What was she doing here in this hot weather? The day was hot and humid, yet going in and out of the subway would have been too expensive. Her chin hit the sidewalk. It happened almost without her realizing it. One minute she was up and the next down. Her whole body hurt but the chin got the worst of it. he hoped someone in the street full of people would offer to help her up. No one did. he struggled up again as best she could, picking up her purse. She shook her head and on she went. The day was too bright to think about heartlessness.
No, Don’t make them. Don’t allow it because you can’t. There are no plans to be made. It’s always here today, somewhere else tomorrow. It is never permanent. It is never safe. Always on the move. Always with the suitcase.
3 stone steps and she was inside where all the food was kept. Someone got in front of her. He’s younger and quicker, she thought, but still it is not polite. The room was large and the bright yellow light reminded her of the sun that didn’t shine outside anymore.
The first man behind the large table offered her a container of a container of soup. She declined it with a smile. Just milk, please. The second man had a nearly empty bag of bagels and bread next to him. You can have one bread and one pastry, he said. Thank you. Then she walked out the door with the others.

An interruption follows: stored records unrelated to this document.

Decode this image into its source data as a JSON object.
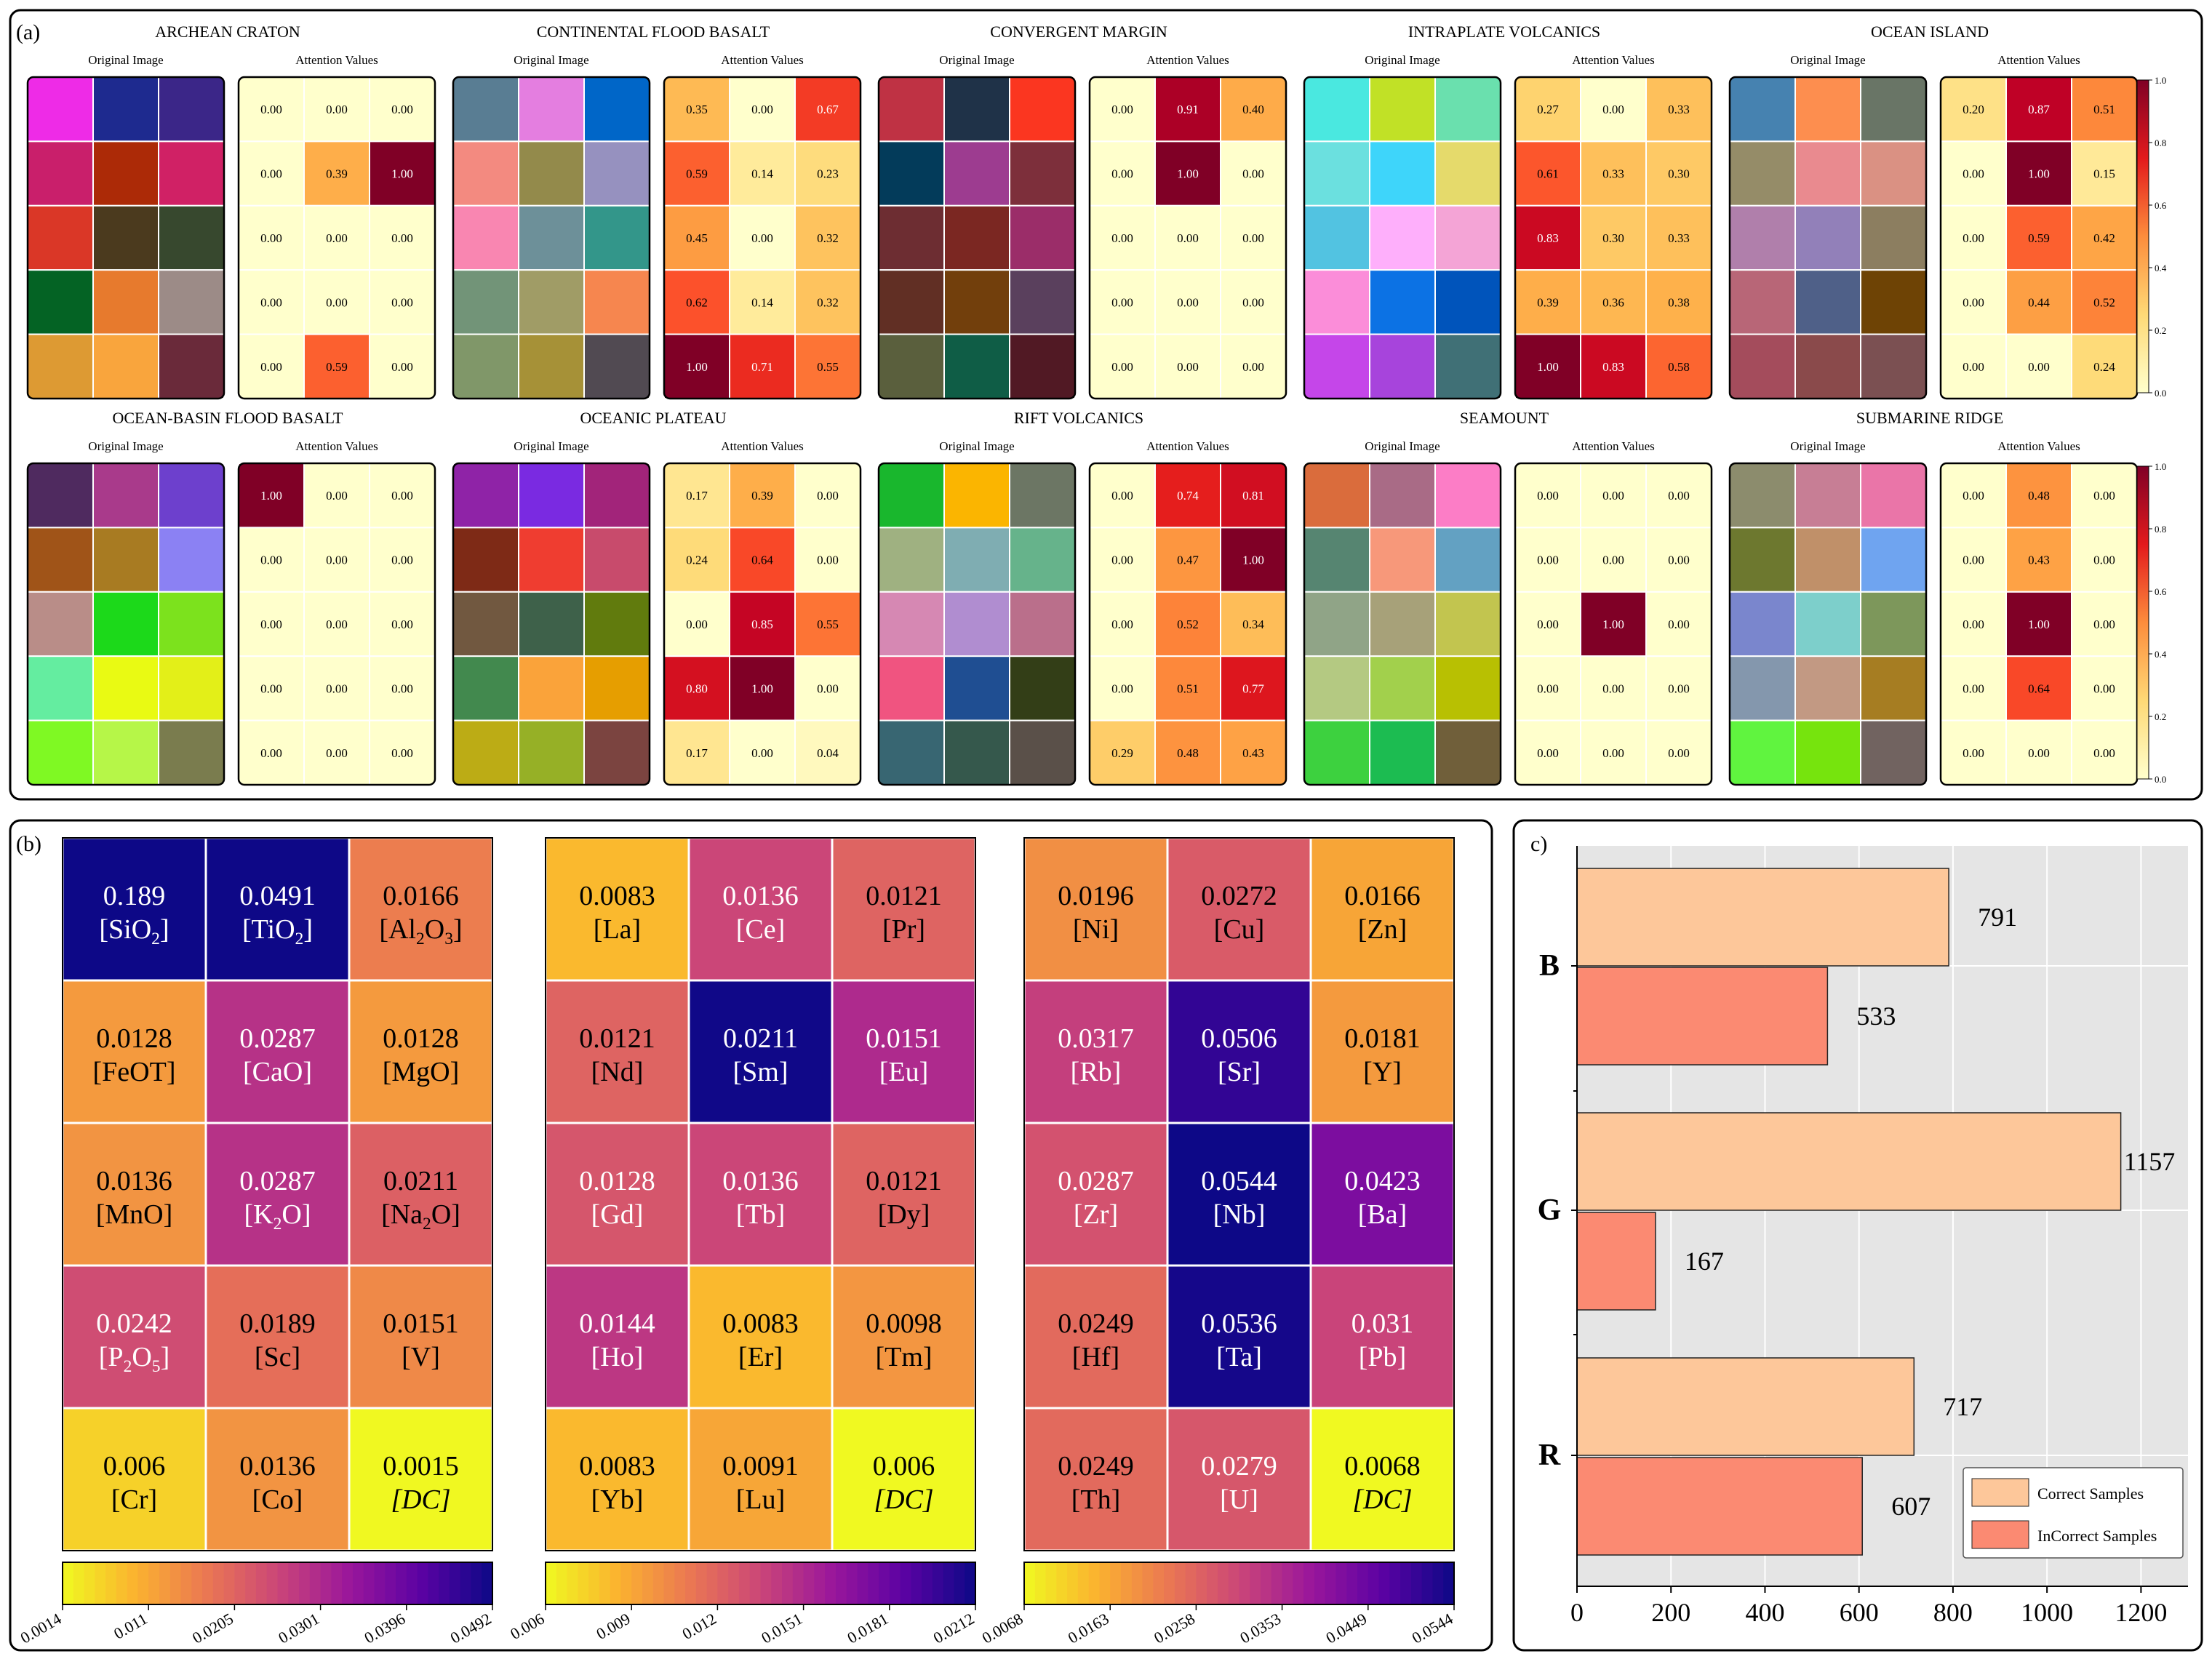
{
  "panel_a": {
    "label": "(a)",
    "sub_left_label": "Original Image",
    "sub_right_label": "Attention Values",
    "colorbar_ticks": [
      "0.0",
      "0.2",
      "0.4",
      "0.6",
      "0.8",
      "1.0"
    ],
    "charts": [
      {
        "title": "ARCHEAN CRATON",
        "colors": [
          [
            "#ee2be7",
            "#1e2a8f",
            "#3b2688"
          ],
          [
            "#c91f6b",
            "#ac2a07",
            "#d02165"
          ],
          [
            "#da3727",
            "#4b3a1e",
            "#37482e"
          ],
          [
            "#046324",
            "#e77a2d",
            "#9c8b87"
          ],
          [
            "#dd9a33",
            "#f9a53d",
            "#6a2a3a"
          ]
        ],
        "values": [
          [
            0,
            0,
            0
          ],
          [
            0,
            0.39,
            1.0
          ],
          [
            0,
            0,
            0
          ],
          [
            0,
            0,
            0
          ],
          [
            0,
            0.59,
            0
          ]
        ]
      },
      {
        "title": "CONTINENTAL FLOOD BASALT",
        "colors": [
          [
            "#597d93",
            "#e47ee0",
            "#0066c8"
          ],
          [
            "#f38a80",
            "#938a4b",
            "#9691bf"
          ],
          [
            "#f986b1",
            "#6d9099",
            "#33968a"
          ],
          [
            "#729478",
            "#a09c66",
            "#f6864f"
          ],
          [
            "#809769",
            "#a69137",
            "#514a52"
          ]
        ],
        "values": [
          [
            0.35,
            0,
            0.67
          ],
          [
            0.59,
            0.14,
            0.23
          ],
          [
            0.45,
            0,
            0.32
          ],
          [
            0.62,
            0.14,
            0.32
          ],
          [
            1.0,
            0.71,
            0.55
          ]
        ]
      },
      {
        "title": "CONVERGENT MARGIN",
        "colors": [
          [
            "#bf3244",
            "#1f3248",
            "#fb3620"
          ],
          [
            "#033b5a",
            "#9d3c90",
            "#7d2f3b"
          ],
          [
            "#6d2d32",
            "#7b2722",
            "#9b2d69"
          ],
          [
            "#612f24",
            "#723f0c",
            "#5a405d"
          ],
          [
            "#5a5f3d",
            "#0f5d46",
            "#511924"
          ]
        ],
        "values": [
          [
            0,
            0.91,
            0.4
          ],
          [
            0,
            1.0,
            0
          ],
          [
            0,
            0,
            0
          ],
          [
            0,
            0,
            0
          ],
          [
            0,
            0,
            0
          ]
        ]
      },
      {
        "title": "INTRAPLATE VOLCANICS",
        "colors": [
          [
            "#4ae8e0",
            "#c1e126",
            "#6ae0ae"
          ],
          [
            "#6be0df",
            "#3ed5fa",
            "#e5da6b"
          ],
          [
            "#52c3e1",
            "#feaffb",
            "#f4a4d6"
          ],
          [
            "#fb8dd9",
            "#0c72e4",
            "#0054bb"
          ],
          [
            "#c546e9",
            "#a744dc",
            "#407076"
          ]
        ],
        "values": [
          [
            0.27,
            0,
            0.33
          ],
          [
            0.61,
            0.33,
            0.3
          ],
          [
            0.83,
            0.3,
            0.33
          ],
          [
            0.39,
            0.36,
            0.38
          ],
          [
            1.0,
            0.83,
            0.58
          ]
        ]
      },
      {
        "title": "OCEAN ISLAND",
        "colors": [
          [
            "#4682b0",
            "#fd8e4f",
            "#697566"
          ],
          [
            "#958c68",
            "#e98a8f",
            "#da9183"
          ],
          [
            "#b07fab",
            "#9280b9",
            "#8c7e60"
          ],
          [
            "#b86677",
            "#4f6088",
            "#6e4305"
          ],
          [
            "#a44c5c",
            "#8a4a4b",
            "#7b5052"
          ]
        ],
        "values": [
          [
            0.2,
            0.87,
            0.51
          ],
          [
            0,
            1.0,
            0.15
          ],
          [
            0,
            0.59,
            0.42
          ],
          [
            0,
            0.44,
            0.52
          ],
          [
            0,
            0,
            0.24
          ]
        ]
      },
      {
        "title": "OCEAN-BASIN FLOOD BASALT",
        "colors": [
          [
            "#4f2a5f",
            "#a93a8b",
            "#6d40cd"
          ],
          [
            "#a05418",
            "#a87b22",
            "#8b81f3"
          ],
          [
            "#b98d88",
            "#1cd91a",
            "#7ce21d"
          ],
          [
            "#64eda0",
            "#e9fa13",
            "#e3ef18"
          ],
          [
            "#7ff923",
            "#b6f648",
            "#7a7c4e"
          ]
        ],
        "values": [
          [
            1.0,
            0,
            0
          ],
          [
            0,
            0,
            0
          ],
          [
            0,
            0,
            0
          ],
          [
            0,
            0,
            0
          ],
          [
            0,
            0,
            0
          ]
        ]
      },
      {
        "title": "OCEANIC PLATEAU",
        "colors": [
          [
            "#8f23a7",
            "#7a2ae1",
            "#a2247a"
          ],
          [
            "#7e2a16",
            "#ef3d30",
            "#c84b6c"
          ],
          [
            "#715840",
            "#3e614a",
            "#617b0d"
          ],
          [
            "#42894e",
            "#faa33a",
            "#e69e00"
          ],
          [
            "#bcac15",
            "#96b026",
            "#7b4440"
          ]
        ],
        "values": [
          [
            0.17,
            0.39,
            0
          ],
          [
            0.24,
            0.64,
            0
          ],
          [
            0,
            0.85,
            0.55
          ],
          [
            0.8,
            1.0,
            0
          ],
          [
            0.17,
            0,
            0.04
          ]
        ]
      },
      {
        "title": "RIFT VOLCANICS",
        "colors": [
          [
            "#19b72d",
            "#fbb500",
            "#6c7664"
          ],
          [
            "#9fb181",
            "#7fadb2",
            "#66b38b"
          ],
          [
            "#d688b3",
            "#b08dd0",
            "#ba6f8b"
          ],
          [
            "#f05480",
            "#1f4e92",
            "#333e17"
          ],
          [
            "#386672",
            "#35584c",
            "#5a5049"
          ]
        ],
        "values": [
          [
            0,
            0.74,
            0.81
          ],
          [
            0,
            0.47,
            1.0
          ],
          [
            0,
            0.52,
            0.34
          ],
          [
            0,
            0.51,
            0.77
          ],
          [
            0.29,
            0.48,
            0.43
          ]
        ]
      },
      {
        "title": "SEAMOUNT",
        "colors": [
          [
            "#da6c3c",
            "#a96b86",
            "#fc7dc6"
          ],
          [
            "#568571",
            "#f7987a",
            "#63a1c2"
          ],
          [
            "#90a487",
            "#a7a179",
            "#c2c54f"
          ],
          [
            "#b4c982",
            "#a2d04c",
            "#b8c002"
          ],
          [
            "#3dd13f",
            "#1cbc51",
            "#705f3a"
          ]
        ],
        "values": [
          [
            0,
            0,
            0
          ],
          [
            0,
            0,
            0
          ],
          [
            0,
            1.0,
            0
          ],
          [
            0,
            0,
            0
          ],
          [
            0,
            0,
            0
          ]
        ]
      },
      {
        "title": "SUBMARINE RIDGE",
        "colors": [
          [
            "#8c8c6d",
            "#c77e95",
            "#ea75a8"
          ],
          [
            "#6d782f",
            "#c09069",
            "#6fa4f0"
          ],
          [
            "#7a86cd",
            "#7dcfcb",
            "#7d975b"
          ],
          [
            "#8497ad",
            "#c29983",
            "#a67d22"
          ],
          [
            "#60f43f",
            "#76e40d",
            "#716360"
          ]
        ],
        "values": [
          [
            0,
            0.48,
            0
          ],
          [
            0,
            0.43,
            0
          ],
          [
            0,
            1.0,
            0
          ],
          [
            0,
            0.64,
            0
          ],
          [
            0,
            0,
            0
          ]
        ]
      }
    ]
  },
  "panel_b": {
    "label": "(b)",
    "dc_label": "[DC]",
    "grids": [
      {
        "vmin": 0.0014,
        "vmax": 0.0492,
        "ticks": [
          "0.0014",
          "0.011",
          "0.0205",
          "0.0301",
          "0.0396",
          "0.0492"
        ],
        "cells": [
          [
            [
              "0.189",
              "SiO",
              "2",
              ""
            ],
            [
              "0.0491",
              "TiO",
              "2",
              ""
            ],
            [
              "0.0166",
              "Al",
              "2",
              "O",
              "3"
            ]
          ],
          [
            [
              "0.0128",
              "FeOT"
            ],
            [
              "0.0287",
              "CaO"
            ],
            [
              "0.0128",
              "MgO"
            ]
          ],
          [
            [
              "0.0136",
              "MnO"
            ],
            [
              "0.0287",
              "K",
              "2",
              "O"
            ],
            [
              "0.0211",
              "Na",
              "2",
              "O"
            ]
          ],
          [
            [
              "0.0242",
              "P",
              "2",
              "O",
              "5"
            ],
            [
              "0.0189",
              "Sc"
            ],
            [
              "0.0151",
              "V"
            ]
          ],
          [
            [
              "0.006",
              "Cr"
            ],
            [
              "0.0136",
              "Co"
            ],
            [
              "0.0015",
              "DC"
            ]
          ]
        ]
      },
      {
        "vmin": 0.006,
        "vmax": 0.0212,
        "ticks": [
          "0.006",
          "0.009",
          "0.012",
          "0.0151",
          "0.0181",
          "0.0212"
        ],
        "cells": [
          [
            [
              "0.0083",
              "La"
            ],
            [
              "0.0136",
              "Ce"
            ],
            [
              "0.0121",
              "Pr"
            ]
          ],
          [
            [
              "0.0121",
              "Nd"
            ],
            [
              "0.0211",
              "Sm"
            ],
            [
              "0.0151",
              "Eu"
            ]
          ],
          [
            [
              "0.0128",
              "Gd"
            ],
            [
              "0.0136",
              "Tb"
            ],
            [
              "0.0121",
              "Dy"
            ]
          ],
          [
            [
              "0.0144",
              "Ho"
            ],
            [
              "0.0083",
              "Er"
            ],
            [
              "0.0098",
              "Tm"
            ]
          ],
          [
            [
              "0.0083",
              "Yb"
            ],
            [
              "0.0091",
              "Lu"
            ],
            [
              "0.006",
              "DC"
            ]
          ]
        ]
      },
      {
        "vmin": 0.0068,
        "vmax": 0.0544,
        "ticks": [
          "0.0068",
          "0.0163",
          "0.0258",
          "0.0353",
          "0.0449",
          "0.0544"
        ],
        "cells": [
          [
            [
              "0.0196",
              "Ni"
            ],
            [
              "0.0272",
              "Cu"
            ],
            [
              "0.0166",
              "Zn"
            ]
          ],
          [
            [
              "0.0317",
              "Rb"
            ],
            [
              "0.0506",
              "Sr"
            ],
            [
              "0.0181",
              "Y"
            ]
          ],
          [
            [
              "0.0287",
              "Zr"
            ],
            [
              "0.0544",
              "Nb"
            ],
            [
              "0.0423",
              "Ba"
            ]
          ],
          [
            [
              "0.0249",
              "Hf"
            ],
            [
              "0.0536",
              "Ta"
            ],
            [
              "0.031",
              "Pb"
            ]
          ],
          [
            [
              "0.0249",
              "Th"
            ],
            [
              "0.0279",
              "U"
            ],
            [
              "0.0068",
              "DC"
            ]
          ]
        ]
      }
    ]
  },
  "panel_c": {
    "label": "c)",
    "chart_data": {
      "type": "bar",
      "orientation": "horizontal",
      "categories": [
        "B",
        "G",
        "R"
      ],
      "series": [
        {
          "name": "Correct Samples",
          "values": [
            791,
            1157,
            717
          ],
          "color": "#fdc79a"
        },
        {
          "name": "InCorrect Samples",
          "values": [
            533,
            167,
            607
          ],
          "color": "#fb8a72"
        }
      ],
      "xticks": [
        "0",
        "200",
        "400",
        "600",
        "800",
        "1000",
        "1200"
      ],
      "xlim": [
        0,
        1300
      ],
      "grid": true,
      "legend_position": "bottom-right"
    }
  }
}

Once upon a time I wanted you to be proud of me. Once upon a time I would have done anything to please you. I went with you you to another country because I loved you so much. I wanted to be the daughter you wanted to have. You were my role model, the kind of man I would have fallen in love with and married later on in life.Your fortitude and perseverance were admirable. I fell in love with a man that did not resemble you. I never regretted that love. I do regret not having you in my life anymore.
5 P.M. The large white mattress was on the sidewalk right by the curb. A white sheet covered it and the woman had her head pressed to her pillow. Her eyes were closed but when someone walked by, she would open them just a little. Tourists and locals looked at her while trying not to look. “Are we in Bangladesh or the U.S. with people sleeping on the sidewalk?” No one could answer the man’s question.
Scream. Just scream as loud as you want. No one will hear you. No one will care. It is you, only you. The pain has lasted long enough. It has been around, like a constant and loyal friend.
It was the eyes–the sad brown eyes. They were pleading, asking the woman for something. She stood in front of the dog and petted her. “It’s ok, baby. It’s ok. Everything is going to be fine,” she said. The man standing next to the dog looked at the ground. The woman started to move away; the dog’s eyes kept on talking. Get me out of here. I don’t know what is going on. Why are we here, in the middle of the sidewalk every single day? Why is there a plastic cup near my owner where people can put money? I’ve seen them drop coins and green bills. I’m scared.
Late. It was late. About 100 people were gathered waiting for it. The men stood against the walls of the tall office buildings and the women were by the curb craning their necks. Traffic. Midtown traffic was bad that time of day when everyone wanted to forget all about their work day and just go home.
Someone shouted. “There! There he is! It’s the blue car.” They all rushed to meet it and the man behind the wheel. The sandwich man parked his car. In the back seat there were all sort of goodies, like sandwiches, muffins and sodas. The soup kitchen isn’t what it used to be.
Nickel and dime, dime and nickel. So carefully gathered, so slowly gathered over so many years. Gone, all gone. Scrimping and saving always. What’s the use?
The line was not long that afternoon. A man stood by a long white table. “Sandwich? Orange? Milk? Juice?” “Sandwich, no milk, no orange, just juice”, she told him. He gave her the stuff , putting it in the white bag, and she walked down the 3 steps into the street. “Happy 4th.” A woman said. She looked at her, seeing nothing. The heavy makeup on her face made her look older; only the eyes had a little bit of life in them. “Happy 4th of July,” the woman repeated gently. “Is it the 4th? I didn’t know.”